Entre crainte de la survenue d’une grossesse précoce chez leur fille, le souci de conserver sa virginité jusqu’au mariage, la précarité, etc., les parents poussent souvent leurs filles au mariage, avant que ces dernières n’atteignent l’âge légal à cet effet. Ainsi, en Afrique Sub-saharienne, environ 15 millions de filles sont mariées avant l’âge de 18 ans, selon les données livrées par Marcel Kaboré, au cours de sa communication.
Au Burkina Faso, à l’entendre, 52% des filles sont touchées par le phénomène qui enregistre un taux record de 76% dans la région du Sahel et 72% à l’Est, selon l’enquête démographique de santé réalisée en 2010.
Dans le but de lutter efficacement contre cette pratique, plusieurs dispositions juridiques ont été élaborées. L’article 23.3 du Pacte international relatif aux droits civils et politiques (PIDCP) stipule que « nul mariage ne peut être conclu sans le libre et plein consentement des futurs époux ». L’article 21 de la charte africaine des droits et du bien-être de l’enfant rappelle que les mariages d’enfants et la promesse de jeunes filles et garçons en mariage sont interdits. Le protocole de Maputo précise, en son article 6, qu’aucun mariage n’est conclu sans le plein et libre consentement des futurs mariés.
Au Burkina Faso, la loi protège les enfants en cas de mariage précoce, et sanctionne les instigateurs et auteurs de cette pratique. L’article 342.2 du code pénal punit l’officier de l’Etat civil ou la personne déléguée pour célébrer un mariage en violation des conditions prescrites par la loi.
En plus de la loi qui sanctionne cette pratique, au Burkina Faso, une politique et des stratégies sont mises en place pour éliminer les mariages d’enfants.

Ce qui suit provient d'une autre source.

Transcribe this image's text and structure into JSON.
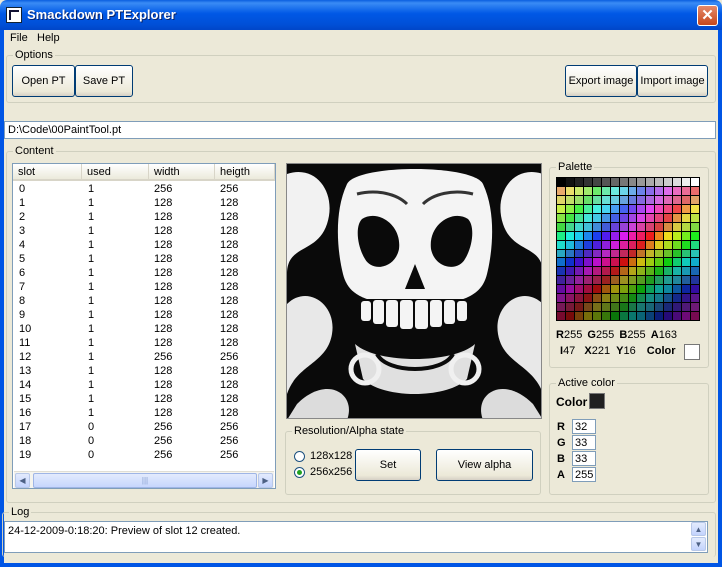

On peut citer entre autres la stratégie nationale genre, la politique sanitaire nationale, la politique nationale en matière de santé de la reproduction, etc.
La direction générale de la famille et de l’enfant (DGFE) du Ministère en charge du genre, les directions régionales et provinciales de l’action sociale, la police, la gendarmerie, la justice, les ONG et OSC, sont chargés de la mise en œuvre de ces politiques pour l’élimination du mariage d’enfants.